My five takeaways are as follows:
- Patient what? Yes, patient engagement. Financial leaders must take ownership of the patient journey. Just when you thought traditional metrics such as AR days, cost to collect and net patient collections were too much to maintain, a new twist has been added to the mix. And it make sense, too, after all the first and last touch point a patient is likely to encounter as part of their care experience is revenue cycle related. (Scheduling/registration and their final bill(s))
- Leaders lead by example. For organizations that on the forefront of patient engagement the topic is far from academic. It’s one thing to talk the talk, but let me share a few examples of how leading organizations are walking the walk. The incentive compensation structure for the revenue cycle team at one organization is no longer tied to ‘traditional’ revenue cycle metrics, patient satisfaction scores now drive 100% of the incentive compensation plan. Another team of financial leaders reexamined their organizations charter to make sure analytics and patient satisfaction were positioned at the core of what it hoped to achieve. They took their suggested changes all the way to the board and executive teams for complete commitment and alignment.
- Competing in the era of (patient) consumerism requires differentiation. We are in a technology-driven services economy that healthcare can no longer escape from. Customer feedback and social media are not going away and as out of pocket costs rise and more and more young tech-savvy patients enter the system, organizations must be laser focused about the experience they are providing for their customers. Organizations that achieve superior customer service will benefit from these trends to help build brand awareness, grow market share and retain patients.
- New outcomes require new tools. Revenue cycle analytics and business intelligence is a perfect example where ‘homegrown’ tools have served a purpose over time and have uncovered key problem areas, but should now be re-considered. As insight becomes a core competency for organizations to deliver a best in class experience for their patients, relying on a single person or small department to maintain homegrown analytics tools and dashboards from across a health network is not a cost-effective or wise strategy.

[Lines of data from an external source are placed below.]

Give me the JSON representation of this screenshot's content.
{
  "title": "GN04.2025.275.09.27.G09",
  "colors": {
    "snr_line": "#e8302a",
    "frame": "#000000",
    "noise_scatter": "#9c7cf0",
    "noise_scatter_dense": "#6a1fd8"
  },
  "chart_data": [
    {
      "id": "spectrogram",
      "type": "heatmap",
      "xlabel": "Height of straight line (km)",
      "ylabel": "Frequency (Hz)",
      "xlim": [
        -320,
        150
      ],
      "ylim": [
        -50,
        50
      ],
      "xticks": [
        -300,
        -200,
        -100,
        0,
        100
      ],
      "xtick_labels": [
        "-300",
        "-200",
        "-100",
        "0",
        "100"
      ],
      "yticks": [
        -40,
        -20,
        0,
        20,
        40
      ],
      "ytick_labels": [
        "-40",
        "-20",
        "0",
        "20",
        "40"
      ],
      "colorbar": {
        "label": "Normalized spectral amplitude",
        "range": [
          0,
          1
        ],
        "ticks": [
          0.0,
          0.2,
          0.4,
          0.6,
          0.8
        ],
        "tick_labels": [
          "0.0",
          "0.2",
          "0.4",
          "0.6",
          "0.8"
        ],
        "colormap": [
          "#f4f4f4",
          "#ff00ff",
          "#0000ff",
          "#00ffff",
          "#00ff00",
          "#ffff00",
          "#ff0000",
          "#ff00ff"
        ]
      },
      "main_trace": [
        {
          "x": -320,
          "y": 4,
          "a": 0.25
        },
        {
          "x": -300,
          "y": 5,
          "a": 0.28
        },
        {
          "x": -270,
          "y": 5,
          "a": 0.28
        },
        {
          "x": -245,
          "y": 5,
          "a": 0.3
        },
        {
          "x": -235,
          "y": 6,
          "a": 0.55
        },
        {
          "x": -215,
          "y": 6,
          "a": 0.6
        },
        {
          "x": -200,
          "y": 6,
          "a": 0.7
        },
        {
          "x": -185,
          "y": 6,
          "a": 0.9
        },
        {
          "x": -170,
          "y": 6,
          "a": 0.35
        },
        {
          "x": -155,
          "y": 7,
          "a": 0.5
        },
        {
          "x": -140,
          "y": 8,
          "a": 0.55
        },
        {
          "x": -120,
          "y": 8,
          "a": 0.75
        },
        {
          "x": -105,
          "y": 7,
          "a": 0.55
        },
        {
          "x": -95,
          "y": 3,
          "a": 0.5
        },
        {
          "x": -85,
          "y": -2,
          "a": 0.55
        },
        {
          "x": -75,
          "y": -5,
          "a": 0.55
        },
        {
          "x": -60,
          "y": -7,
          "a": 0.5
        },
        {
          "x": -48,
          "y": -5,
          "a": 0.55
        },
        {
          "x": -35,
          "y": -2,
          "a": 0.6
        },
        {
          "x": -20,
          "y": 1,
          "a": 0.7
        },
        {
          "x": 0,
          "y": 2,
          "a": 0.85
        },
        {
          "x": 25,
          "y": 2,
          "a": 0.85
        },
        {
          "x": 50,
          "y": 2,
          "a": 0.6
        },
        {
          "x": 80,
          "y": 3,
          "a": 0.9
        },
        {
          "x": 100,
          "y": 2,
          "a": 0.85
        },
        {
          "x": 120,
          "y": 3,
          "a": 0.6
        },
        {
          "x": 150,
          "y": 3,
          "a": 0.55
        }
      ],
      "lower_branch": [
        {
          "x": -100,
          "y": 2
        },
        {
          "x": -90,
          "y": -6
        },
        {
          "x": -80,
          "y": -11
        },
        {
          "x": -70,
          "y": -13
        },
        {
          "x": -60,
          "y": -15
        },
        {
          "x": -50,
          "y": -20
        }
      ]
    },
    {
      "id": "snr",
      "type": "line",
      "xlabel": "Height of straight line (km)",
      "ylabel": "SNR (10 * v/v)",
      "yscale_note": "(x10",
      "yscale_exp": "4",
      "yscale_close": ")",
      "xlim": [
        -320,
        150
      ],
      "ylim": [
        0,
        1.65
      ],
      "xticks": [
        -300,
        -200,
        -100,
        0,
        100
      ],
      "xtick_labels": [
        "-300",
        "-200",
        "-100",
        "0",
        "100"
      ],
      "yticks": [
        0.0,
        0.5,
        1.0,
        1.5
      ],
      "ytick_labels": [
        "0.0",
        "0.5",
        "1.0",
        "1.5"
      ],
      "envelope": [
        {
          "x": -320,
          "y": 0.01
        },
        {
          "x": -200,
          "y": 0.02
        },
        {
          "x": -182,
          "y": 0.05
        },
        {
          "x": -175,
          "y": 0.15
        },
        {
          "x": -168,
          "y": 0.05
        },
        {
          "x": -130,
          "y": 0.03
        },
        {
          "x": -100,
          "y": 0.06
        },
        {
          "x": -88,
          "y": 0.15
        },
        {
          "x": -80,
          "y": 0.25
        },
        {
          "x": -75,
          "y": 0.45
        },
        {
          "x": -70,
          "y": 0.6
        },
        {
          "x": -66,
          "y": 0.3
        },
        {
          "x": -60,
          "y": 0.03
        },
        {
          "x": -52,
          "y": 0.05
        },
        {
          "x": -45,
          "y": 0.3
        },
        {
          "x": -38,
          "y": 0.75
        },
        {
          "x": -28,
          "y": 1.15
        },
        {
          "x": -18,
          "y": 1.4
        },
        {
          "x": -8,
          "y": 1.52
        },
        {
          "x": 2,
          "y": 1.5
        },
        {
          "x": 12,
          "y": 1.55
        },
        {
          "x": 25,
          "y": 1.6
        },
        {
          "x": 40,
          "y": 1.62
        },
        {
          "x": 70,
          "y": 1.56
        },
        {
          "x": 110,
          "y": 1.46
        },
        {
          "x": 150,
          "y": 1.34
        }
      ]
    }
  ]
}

Organizations that are generating actionable insights in the area of claims denials management and patient engagement are rallying around new and advanced technologies so that they can focus their people and processes on their customers.

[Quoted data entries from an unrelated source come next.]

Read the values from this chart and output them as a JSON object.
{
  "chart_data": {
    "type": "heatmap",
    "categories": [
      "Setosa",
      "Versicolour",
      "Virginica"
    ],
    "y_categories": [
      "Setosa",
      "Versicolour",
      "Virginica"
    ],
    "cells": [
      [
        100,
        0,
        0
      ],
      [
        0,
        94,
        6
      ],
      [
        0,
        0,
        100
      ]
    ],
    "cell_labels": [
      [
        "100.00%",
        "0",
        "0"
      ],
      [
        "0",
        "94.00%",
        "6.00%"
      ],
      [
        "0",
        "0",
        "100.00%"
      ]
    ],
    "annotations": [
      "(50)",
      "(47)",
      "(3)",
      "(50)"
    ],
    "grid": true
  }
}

- Standardize, centralize and personalize. Consistency is a big part of how organizations plan to differentiate amidst a rapidly consolidating market, but as they are learning it’s not as easy as just centralizing business offices and standardizing workflows. To deliver a Starbucks, Zappos or LL Bean-type customer experience, organizations must find or train the right people with the right skill sets to personalize each patient experience. I heard a great example from a CFO this week, who carries personalize business cards in her pocket with her wherever she goes. When she experiences phenomenal customer service, she hands the individual one of her cards that reads something like “you just delivered a great customer experience, thank you. My organization needs people just like you to deliver exception experiences for our customers. Here is my direct phone line, please call me if you are interested.”
At the end of the day, a 100% commitment to patient experience is a change for many in healthcare and getting there will take time. For some organizations, the concept has infiltrated the C-suite and they are ahead of the curve because of it. For those that are not there yet, there is good news; there is no shortage of opportunity to improve your patient engagement game. With millions of newly insured patients entering the system, as well as with the patients your organization serves every day, the opportunity to differentiate starts now!